Published: Monday, July 10, 2017
Burns Pet Nutrition and its charitable arm, the Burns Pet Nutrition Foundation has decided that the Burns by Your Side Reading with Dogs Scheme will not be open to participants who feed raw meat based diets (RMBD) to their dogs.
While this decision may seem controversial, it ought not to be. There is a substantial body of evidence that raw feeding of meat and other raw animal products poses health risks, not just to the pet itself but to humans who come into contact with the pet.
Raw meat, whether intended for consumption by humans or pets is frequently contaminated by micro-organisms especially, E. Coli., Salmonella, Campylobacter and Listeria. Trials have shown that dogs which eat raw animal products, even if they do not show signs of disease, can become carriers and shed these bacteria into the environment. This poses a risk to the health of susceptible humans, particularly young people, the elderly and those with compromised immune systems, for example due to illness or chemotherapy.

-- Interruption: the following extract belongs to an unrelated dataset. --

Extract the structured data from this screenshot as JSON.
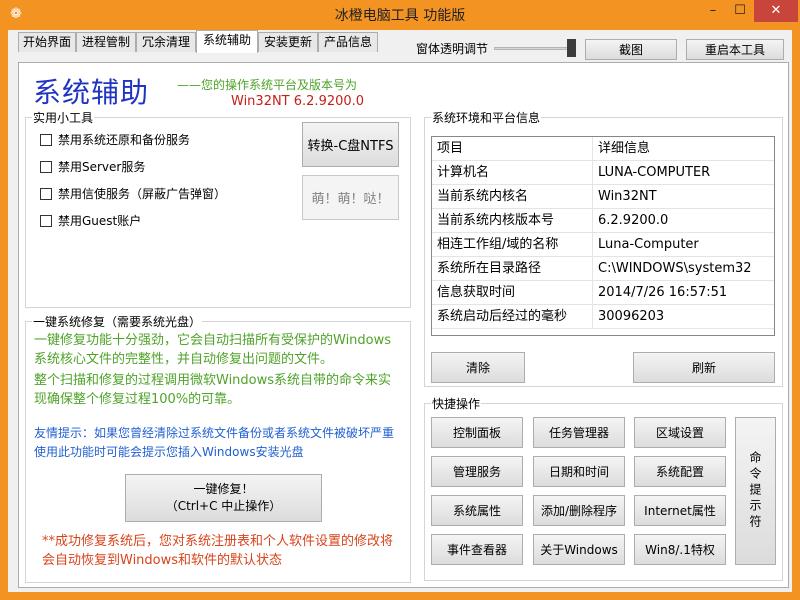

A second danger is that dogs fed on RMBD are much more likely to transfer antibiotic resistance to humans as compared to cooked diets. The World Small Animal Veterinary Association (WSAVA), the American (AVMA) and Canadian (CVMA) Veterinary Associations, American Animal Hospital Association (AAHA) and the US Centers for Disease Control and Prevention (CDC) have all issued policy statements advising against the feeding of RMBD. The US based Delta Society Pet Partners programme has not used pets fed on RMBD since 2010.
What the Experts Say
“Q: Are there certain groups of people or pets that are more prone to the risks of infection associated with any type of food?
A: Young children, elderly people, and immunocompromised individuals (chemotherapy, immune disease, etc.) are at higher risk of infection and illness if exposed to bacteria.
One of the important concerns that drove the development of this policy [on RMBD] is the concern that therapy animals fed raw diets and taken into hospitals, nursing homes or other healthcare facilities could serve as sources of infection to patients whose immune system may already be compromised by illness.”
“Raw protein diets are now demonstrated to be a health risk for several groups, including: The pets consuming the diet; other animals in contact with these pets or their feces; human family members; the public
People at highest risk of serious disease from the enteric pathogens found in raw diets include those that are very young, old, or immune-compromised. These are the very groups that are the focus of most animal-assisted intervention (AAI) programs. It is especially important that therapy pets involved in AAI not be fed raw protein diets.”
As far as we are aware, Burns Pet Nutrition is the first UK Animal Assistance charity to ban the use of pets which are fed on Raw Meat Based Diets.
Surprisingly, the Royal College of Veterinary Surgeons (RCVS) and the British Small Animal Veterinary Association (BSAVA) do not appear to have a clear policy on this issue. For example, the BSAVA website states: “Where there are children or immune compromised adults in the household medical advice should be sought, before considering whether to prepare, handle and store raw food.”
Burns Pet Nutrition wishes to make clear that this policy is limited to the feeding of raw meat based diets (RMBD) only and is not intended to preclude the use of other brands of pet foods as long as they are cooked to minimise the risk of contamination by infective agents.